Ketika suami meninggal, saya sedang hamil satu bulan, anak yang kedua. Namanya sudah dipersiapkan suami saya, Ahmad Qassam Amrul Haq, kalau lahir laki-laki. Katanya Qassam itu diambil dari nama Izzudin al Qassam.
Izzudidinnya sudah sering dipakai, dia ingin
menggunakan nama Qassam-nya. Lalu, Amrul Haq itu memang nama yang paling dia
sukai. Kalau dia menulis di beberapa media, nama samarannya Abu Amrul Haq.
Baca Juga: Berawal Dari Mata
Banyak kesan baik dan kenangan indah yang saya alami bersama suami.
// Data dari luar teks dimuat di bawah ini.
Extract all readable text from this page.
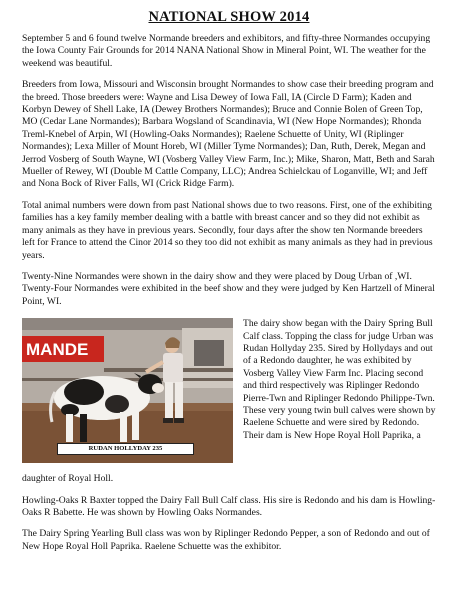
NATIONAL SHOW 2014

September 5 and 6 found twelve Normande breeders and exhibitors, and fifty-three Normandes occupying the Iowa County Fair Grounds for 2014 NANA National Show in Mineral Point, WI. The weather for the weekend was beautiful.

Breeders from Iowa, Missouri and Wisconsin brought Normandes to show case their breeding program and the breed. Those breeders were: Wayne and Lisa Dewey of Iowa Fall, IA (Circle D Farm); Kaden and Korbyn Dewey of Shell Lake, IA (Dewey Brothers Normandes); Bruce and Connie Bolen of Green Top, MO (Cedar Lane Normandes); Barbara Wogsland of Scandinavia, WI (New Hope Normandes); Rhonda Treml-Knebel of Arpin, WI (Howling-Oaks Normandes); Raelene Schuette of Unity, WI (Riplinger Normandes); Lexa Miller of Mount Horeb, WI (Miller Tyme Normandes); Dan, Ruth, Derek, Megan and Jerrod Vosberg of South Wayne, WI (Vosberg Valley View Farm, Inc.); Mike, Sharon, Matt, Beth and Sarah Mueller of Rewey, WI (Double M Cattle Company, LLC); Andrea Schielckau of Loganville, WI; and Jeff and Nona Bock of River Falls, WI (Crick Ridge Farm).

Total animal numbers were down from past National shows due to two reasons. First, one of the exhibiting families has a key family member dealing with a battle with breast cancer and so they did not exhibit as many animals as they have in previous years. Secondly, four days after the show ten Normande breeders left for France to attend the Cinor 2014 so they too did not exhibit as many animals as they had in previous years.

Twenty-Nine Normandes were shown in the dairy show and they were placed by Doug Urban of ,WI. Twenty-Four Normandes were exhibited in the beef show and they were judged by Ken Hartzell of Mineral Point, WI.

MANDE
RUDAN HOLLYDAY 235

The dairy show began with the Dairy Spring Bull Calf class. Topping the class for judge Urban was Rudan Hollyday 235. Sired by Hollydays and out of a Redondo daughter, he was exhibited by Vosberg Valley View Farm Inc. Placing second and third respectively was Riplinger Redondo Pierre-Twn and Riplinger Redondo Philippe-Twn. These very young twin bull calves were shown by Raelene Schuette and were sired by Redondo. Their dam is New Hope Royal Holl Paprika, a

daughter of Royal Holl.

Howling-Oaks R Baxter topped the Dairy Fall Bull Calf class. His sire is Redondo and his dam is Howling-Oaks R Babette. He was shown by Howling Oaks Normandes.

The Dairy Spring Yearling Bull class was won by Riplinger Redondo Pepper, a son of Redondo and out of New Hope Royal Holl Paprika. Raelene Schuette was the exhibitor.
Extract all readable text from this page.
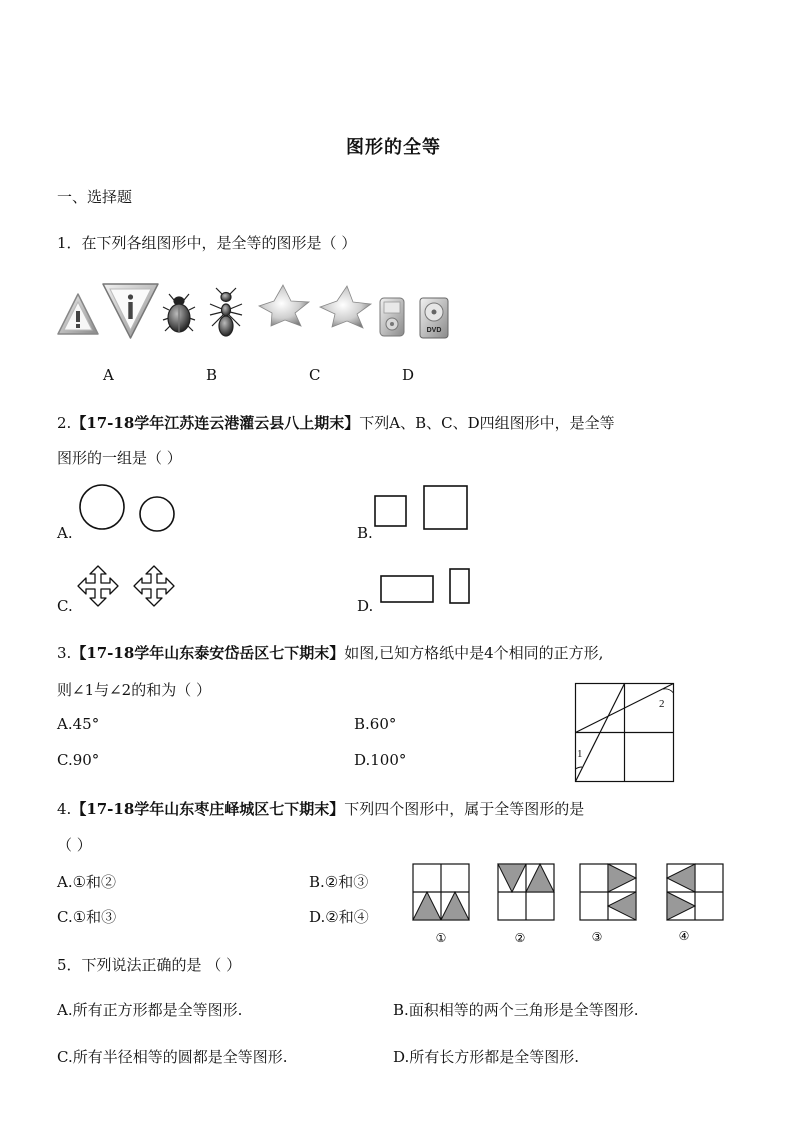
图形的全等
一、选择题
1．在下列各组图形中，是全等的图形是（ ）
DVD
A	B	C	D
2.【17-18学年江苏连云港灌云县八上期末】下列A、B、C、D四组图形中，是全等
图形的一组是（ ）
A.	B.
C.	D.
3.【17-18学年山东泰安岱岳区七下期末】如图,已知方格纸中是4个相同的正方形,
则∠1与∠2的和为（ ）
A.45°	B.60°
C.90°	D.100°	1
2
4.【17-18学年山东枣庄峄城区七下期末】下列四个图形中，属于全等图形的是
（ ）
A.①和②	B.②和③
C.①和③	D.②和④
①	②	③	④
5．下列说法正确的是 （ ）
A.所有正方形都是全等图形.	B.面积相等的两个三角形是全等图形.
C.所有半径相等的圆都是全等图形.	D.所有长方形都是全等图形.
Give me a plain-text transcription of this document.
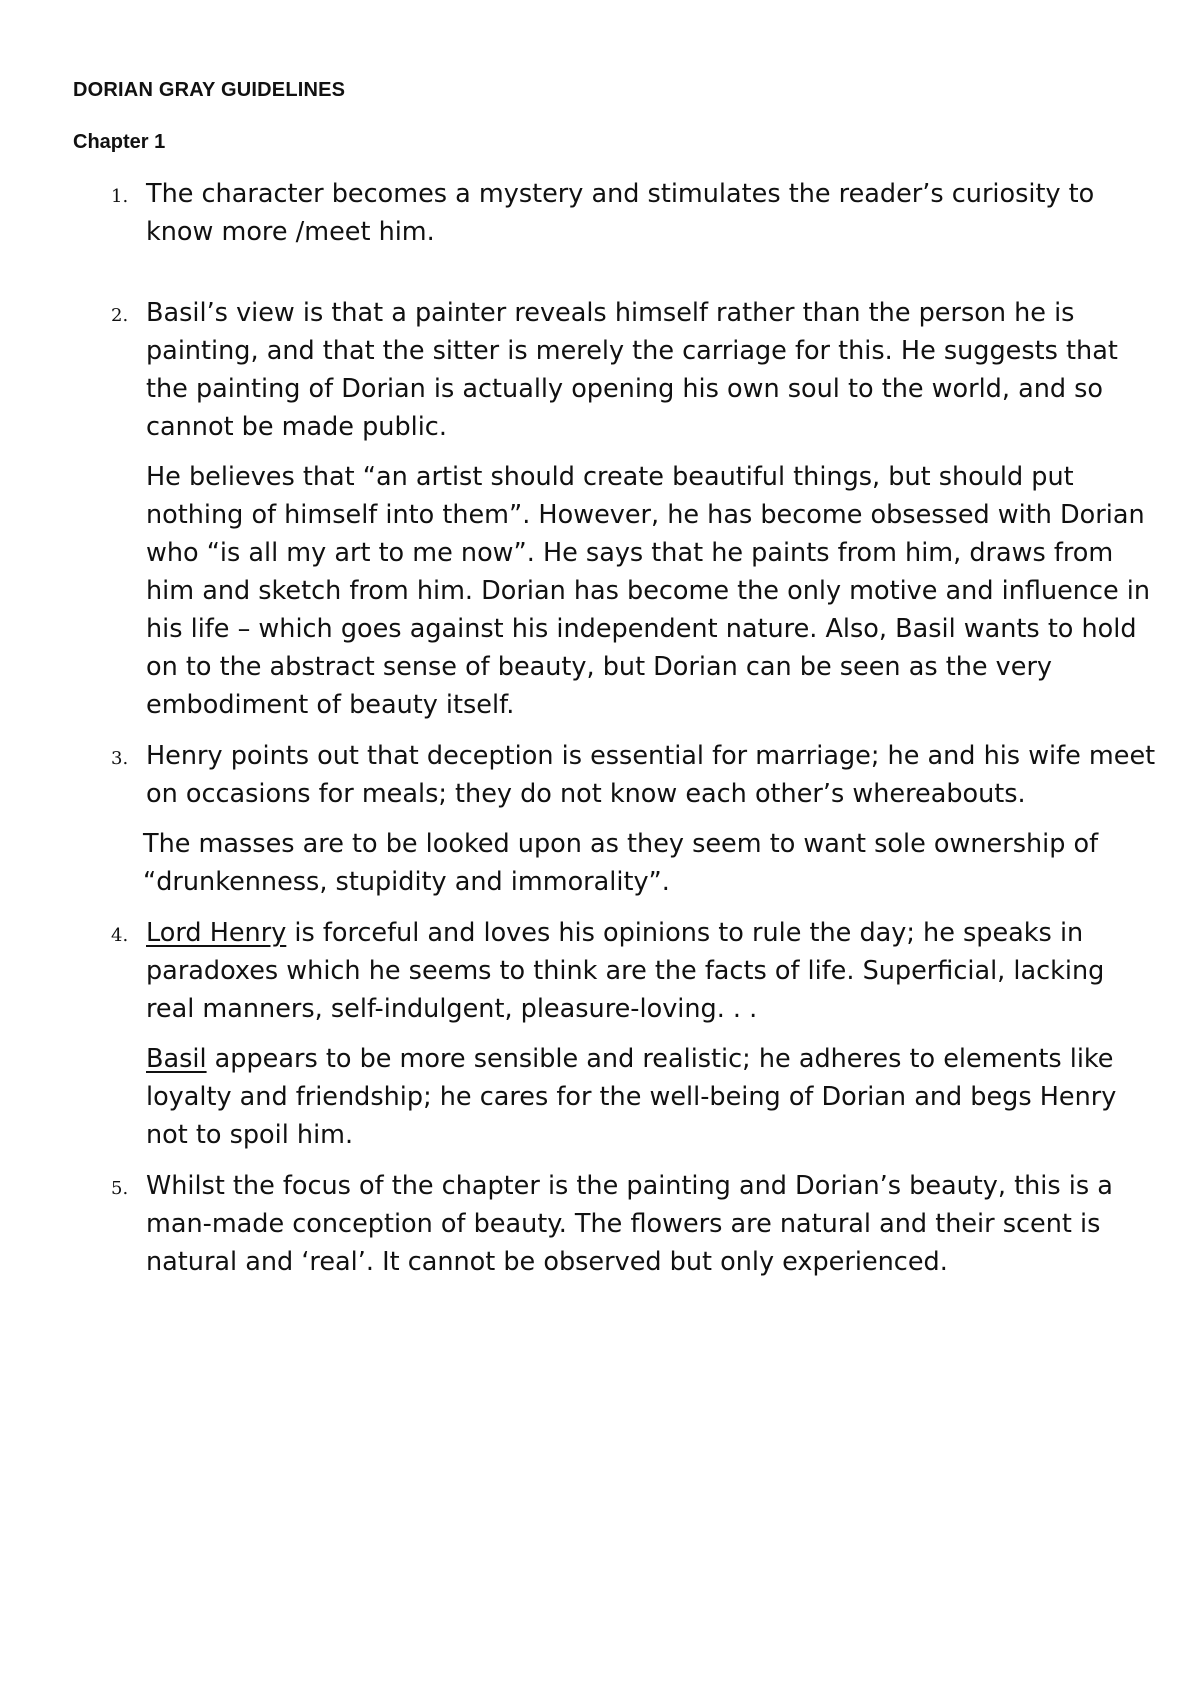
DORIAN GRAY GUIDELINES
Chapter 1
1. The character becomes a mystery and stimulates the reader’s curiosity to know more /meet him.

2. Basil’s view is that a painter reveals himself rather than the person he is painting, and that the sitter is merely the carriage for this. He suggests that the painting of Dorian is actually opening his own soul to the world, and so cannot be made public.

He believes that “an artist should create beautiful things, but should put nothing of himself into them”. However, he has become obsessed with Dorian who “is all my art to me now”. He says that he paints from him, draws from him and sketch from him. Dorian has become the only motive and influence in his life – which goes against his independent nature. Also, Basil wants to hold on to the abstract sense of beauty, but Dorian can be seen as the very embodiment of beauty itself.

3. Henry points out that deception is essential for marriage; he and his wife meet on occasions for meals; they do not know each other’s whereabouts.

The masses are to be looked upon as they seem to want sole ownership of “drunkenness, stupidity and immorality”.

4. Lord Henry is forceful and loves his opinions to rule the day; he speaks in paradoxes which he seems to think are the facts of life. Superficial, lacking real manners, self-indulgent, pleasure-loving. . .

Basil appears to be more sensible and realistic; he adheres to elements like loyalty and friendship; he cares for the well-being of Dorian and begs Henry not to spoil him.

5. Whilst the focus of the chapter is the painting and Dorian’s beauty, this is a man-made conception of beauty. The flowers are natural and their scent is natural and ‘real’. It cannot be observed but only experienced.
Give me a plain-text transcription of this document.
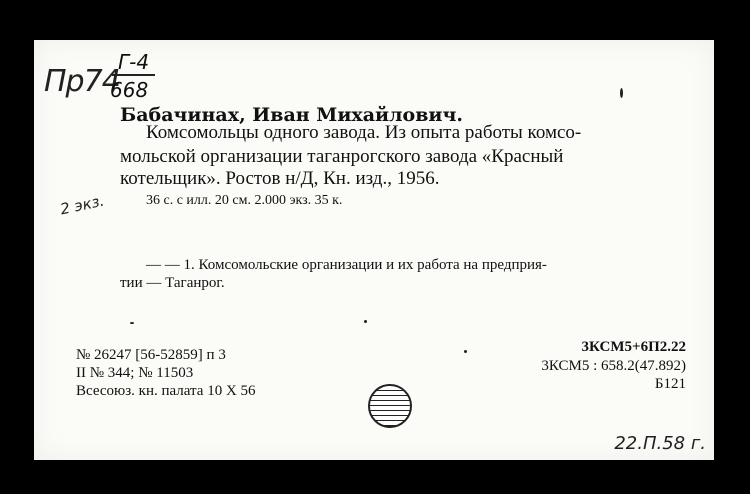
Пр74
Г-4
668
Бабачинах, Иван Михайлович.
Комсомольцы одного завода. Из опыта работы комсо-
мольской организации таганрогского завода «Красный
котельщик». Ростов н/Д, Кн. изд., 1956.
2 экз.	36 с. с илл. 20 см. 2.000 экз. 35 к.
— — 1. Комсомольские организации и их работа на предприя-
тии — Таганрог.
№ 26247 [56-52859] п 3
II № 344; № 11503
Всесоюз. кн. палата 10 X 56
3КСМ5+6П2.22
3КСМ5 : 658.2(47.892)
Б121
22.П.58 г.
Menjelang (Hal-30) kematiannya, saya pernah berta’ziyah ke rumah salah seorang teman yang meninggal. Sepulang suami saya dari kerja, saya pernah tanya pada suami,”Mas kepikiran ngga’ tentang mati?” Kami saling menatap.
Suami saya hanya bilang,”Memang ya, tidak ada yang tahu kapan
kematian itu.” Suami saya selalu mengatakan,”saya hanya ingin mati di medan
jihad langsung.” Waktu itu lagi hangat-hangatnya jihad di Bosnia. Saya berpikir
suami saya akan ke Bosnia, kali, untuk syahid di sana. Saya pun terdiam.
Waktu saya wisuda, 13
Januari 1996 saya sempat bertanya pada suami, “Mas nanti saya kerja di mana?”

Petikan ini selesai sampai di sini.